"its a quarter after one
im all alone
and i need you now."[ shawn's POV ]
I sighed as I walked down the halls of what used to be mine and y/n's house. the pictures on the walls began to haunt me. every time I look at them, its like they scream her name at me. i know i messed up, I know she will not take me back, and that's why it kills me to look at these pictures.
the time on the clock reads 1 a.m.
i sigh, realizing its another one of those nights. another one of those nights where Im up until 3 in the morning, drinking away my thoughts as the memory of her haunts me.
i grab a bottle of tequila out of the cabinet and grab a shot glass, quickly pouring it and downing it. I stand at the counter, staring at the glass in my hand. I begin to think of what y/n could be feeling like. i mean, im the one who hurt her. she probably feels several times worse than I do. if that's even possible. knowing im the reason for her pain, knowing im the reason this relationship came to an end is eating me alive. the emotional pain is almost unbearable.
my deep thoughts are brought to a pause when my phone rings. I furrow my eyebrows together, wondering who in the hell is calling me at 1 in the morning.

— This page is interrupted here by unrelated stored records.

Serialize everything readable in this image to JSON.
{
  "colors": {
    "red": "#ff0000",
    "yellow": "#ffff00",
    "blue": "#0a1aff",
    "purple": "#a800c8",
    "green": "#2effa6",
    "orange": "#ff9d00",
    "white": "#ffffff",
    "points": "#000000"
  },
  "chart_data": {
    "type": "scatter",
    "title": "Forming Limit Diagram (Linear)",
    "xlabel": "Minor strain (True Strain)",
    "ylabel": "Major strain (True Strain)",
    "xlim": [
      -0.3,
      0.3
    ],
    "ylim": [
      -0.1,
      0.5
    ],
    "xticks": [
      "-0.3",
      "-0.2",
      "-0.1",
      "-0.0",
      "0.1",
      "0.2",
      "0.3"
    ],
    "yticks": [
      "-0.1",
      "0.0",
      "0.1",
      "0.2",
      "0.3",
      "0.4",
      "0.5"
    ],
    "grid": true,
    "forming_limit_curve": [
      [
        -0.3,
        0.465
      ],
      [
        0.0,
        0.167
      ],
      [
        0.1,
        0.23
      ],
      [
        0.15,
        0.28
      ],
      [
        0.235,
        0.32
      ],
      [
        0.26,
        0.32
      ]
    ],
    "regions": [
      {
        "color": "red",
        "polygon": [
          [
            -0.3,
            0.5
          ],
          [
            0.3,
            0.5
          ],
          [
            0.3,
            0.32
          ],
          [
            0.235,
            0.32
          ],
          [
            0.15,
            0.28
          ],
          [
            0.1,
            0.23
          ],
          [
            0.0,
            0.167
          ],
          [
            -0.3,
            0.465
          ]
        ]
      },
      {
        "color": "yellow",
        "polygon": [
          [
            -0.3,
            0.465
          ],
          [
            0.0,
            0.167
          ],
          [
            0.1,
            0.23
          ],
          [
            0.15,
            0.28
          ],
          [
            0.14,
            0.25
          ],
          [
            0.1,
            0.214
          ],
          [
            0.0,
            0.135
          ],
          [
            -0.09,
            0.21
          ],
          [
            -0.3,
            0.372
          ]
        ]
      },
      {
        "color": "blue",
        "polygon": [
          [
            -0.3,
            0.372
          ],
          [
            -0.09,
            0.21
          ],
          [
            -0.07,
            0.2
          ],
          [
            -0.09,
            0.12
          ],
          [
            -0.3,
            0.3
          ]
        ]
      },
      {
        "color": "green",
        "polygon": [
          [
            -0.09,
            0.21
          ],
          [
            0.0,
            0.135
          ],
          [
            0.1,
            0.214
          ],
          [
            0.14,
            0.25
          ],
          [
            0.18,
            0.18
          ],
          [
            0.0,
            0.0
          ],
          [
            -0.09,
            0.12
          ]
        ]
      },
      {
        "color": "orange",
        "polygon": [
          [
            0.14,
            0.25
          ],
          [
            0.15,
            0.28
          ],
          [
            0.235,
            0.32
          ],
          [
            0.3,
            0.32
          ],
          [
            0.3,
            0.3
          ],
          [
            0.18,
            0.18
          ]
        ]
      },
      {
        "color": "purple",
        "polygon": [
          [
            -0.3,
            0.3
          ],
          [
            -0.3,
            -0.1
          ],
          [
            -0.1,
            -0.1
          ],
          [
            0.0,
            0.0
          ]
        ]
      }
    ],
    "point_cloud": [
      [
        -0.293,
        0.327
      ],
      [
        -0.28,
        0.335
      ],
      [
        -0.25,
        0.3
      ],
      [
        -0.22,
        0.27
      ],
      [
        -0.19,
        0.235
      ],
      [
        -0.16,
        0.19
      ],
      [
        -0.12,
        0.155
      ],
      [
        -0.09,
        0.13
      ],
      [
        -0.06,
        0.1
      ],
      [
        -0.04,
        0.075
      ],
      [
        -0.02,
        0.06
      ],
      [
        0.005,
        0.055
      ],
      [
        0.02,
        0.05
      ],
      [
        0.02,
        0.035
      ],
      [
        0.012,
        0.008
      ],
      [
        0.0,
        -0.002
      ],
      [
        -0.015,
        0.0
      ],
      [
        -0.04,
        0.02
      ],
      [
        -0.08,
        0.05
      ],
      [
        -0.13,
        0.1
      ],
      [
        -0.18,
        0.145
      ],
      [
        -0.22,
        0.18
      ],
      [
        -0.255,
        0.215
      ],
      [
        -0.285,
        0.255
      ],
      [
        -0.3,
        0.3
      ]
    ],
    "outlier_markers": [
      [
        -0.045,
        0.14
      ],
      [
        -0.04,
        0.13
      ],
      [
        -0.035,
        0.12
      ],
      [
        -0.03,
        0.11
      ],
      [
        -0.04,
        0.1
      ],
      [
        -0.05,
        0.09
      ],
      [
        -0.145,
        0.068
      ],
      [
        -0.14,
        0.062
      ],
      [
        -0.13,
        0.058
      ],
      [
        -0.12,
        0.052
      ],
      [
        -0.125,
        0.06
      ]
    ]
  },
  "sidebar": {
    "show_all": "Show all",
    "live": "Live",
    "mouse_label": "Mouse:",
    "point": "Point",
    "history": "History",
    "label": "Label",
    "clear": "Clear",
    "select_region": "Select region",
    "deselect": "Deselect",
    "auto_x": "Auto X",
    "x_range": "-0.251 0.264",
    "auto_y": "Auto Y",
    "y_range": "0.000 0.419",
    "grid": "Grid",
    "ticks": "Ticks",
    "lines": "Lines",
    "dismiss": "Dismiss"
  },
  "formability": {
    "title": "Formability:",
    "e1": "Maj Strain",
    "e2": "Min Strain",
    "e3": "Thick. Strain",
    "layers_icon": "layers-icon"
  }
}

I grab my phone and my heart almost drops at the name that shows up.
y/n...
why is she calling me? did she accidentally call me? is she calling to freak out on me?
I press answer and shakily say,
"y/n?"
"shawn.." she sighs.
"i need you." she weakly says.
she's been crying. i can tell.
"what do you mean?" I asked.
"i know its late, and I know were over, but i just need you. i need you now. i need you to come hold me, I need you to tell me its ok. shawn, please." she cried.
her words broke my heart.
"ill be there in a few minutes." I said, trying not to cry.
"thank you." she whispered and hung up.